Même si vous n’avez pas fréquenté les clubs et les boîtes de nuit depuis des années lumières, vous connaissez forcément – et peut-être sans le savoir – un des nombreux morceaux du groupe Justice. Fondé il y a plus de 20 ans, en 2003, par Gaspard Augé et Xavier de Rosnay, quelle est la recette de cette puissance mélancolique et électronique qui perdure à travers les années ?
Le quatrième album studio de Justice, Hyperdrama a été publié le 26 avril 2024 et a paru chez Genesis/Ed Banger/Because. Ils seront en concert les 17 et 18 décembre prochains à l’Accor Hotel Arena de Paris, le 1er février à Lyon, le 4 février à Nantes et le 5 février à Bordeaux.
Sur leur dernier album, Hyperdrame
Xavier de Rosnay s’exprime sur Hyperdrama sorti en avril 2024, huit ans après leur dernier album, et sur la possible pression à rester en lien avec l’innovation : “Quand on travaille sur un album, on prend très peu en compte les paramètres du monde extérieur, on se fie davantage à notre plaisir, à notre excitation. Il poursuit : “On a cette impression d’aller dans des endroits dans lesquels on n’est pas allé jusqu’à présent. Il y a une partie de cela qui vient de la technologie.
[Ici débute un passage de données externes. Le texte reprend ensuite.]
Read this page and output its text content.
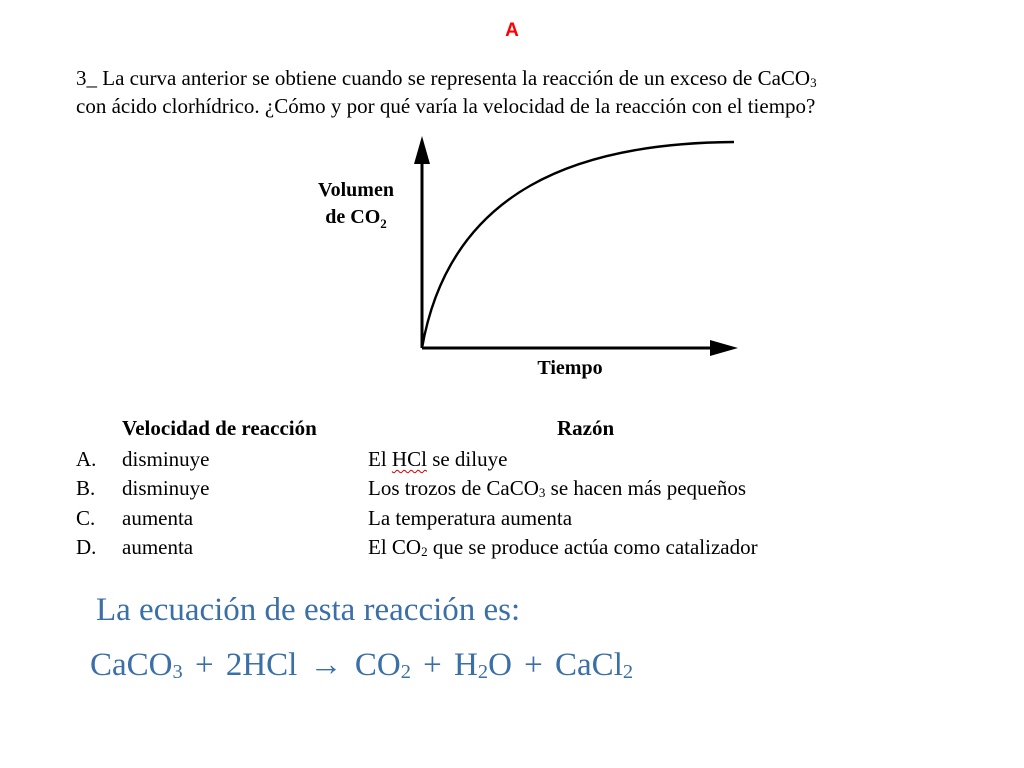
A
3_ La curva anterior se obtiene cuando se representa la reacción de un exceso de CaCO$_3$
con ácido clorhídrico. ¿Cómo y por qué varía la velocidad de la reacción con el tiempo?
Volumen
de $CO_2$
Tiempo
Velocidad de reacción	Razón
A. disminuye	El HCl se diluye
B. disminuye	Los trozos de CaCO$_3$ se hacen más pequeños
C. aumenta	La temperatura aumenta
D. aumenta	El $CO_2$ que se produce actúa como catalizador
La ecuación de esta reacción es:
CaCO$_3$ + $2HCl \to CO_2 + H_2O$ + CaCl$_2$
En effet, on découvre plein de nouveaux procédés, plein de nouvelles choses. On trouve des manières de faire sonner les choses qui nous excitent un peu. Et cela ne veut pas dire que ça sera forcément en lien avec le moment où l’album sort. Quand on commence un disque en 2020, qui sort en 2024, on n’a aucune idée de ce que sera le paysage à ce moment-là. Donc on ne se pose même pas la question, il ne faut pas penser à toutes ces choses-là. Mais on part du principe que si on est excité, si cela sonne un peu frais à nos oreilles, cela sera sûrement le cas pour d’autres personnes”.
Gaspard Augé évoque leur interêt pour les émotions fortes et leur sens du drame, en référence au titre de l’album : “Chez nous, le drame est intérieur, le drame est dissimulé. Hyperdrama, c’est un peu ce qu’on fait depuis le début, dans le sens où on aime les émotions un peu outrées, dans un sens comme dans l’autre. On a ce truc à la fois belliqueux et très mélancolique. On a un peu de mal à se contenter d’émotions tièdes. Donc quand c’est mélancolique, ça l’est vraiment, et inversement”.
Un retour à leurs débuts
Gaspard Augé revient sur les débuts de leur aventure musicale, et plus particulièrement sur le morceau We are your friends, à la fois éminemment dansant mais teinté d’une mélancolie certaine : “On faisait principalement des remix au début de notre carrière. Pour nous, tout l’intérêt du remix était de prendre les voix d’un morceau et de trouver une autre émotion avec des nouveaux accords et des nouvelles instrumentations. Dans le morceau We are your friends, c’est vrai que ces espèces de cris d’appel à l’amitié sont un peu ternis par la Musique. Il y a un décalage qui est amusant”.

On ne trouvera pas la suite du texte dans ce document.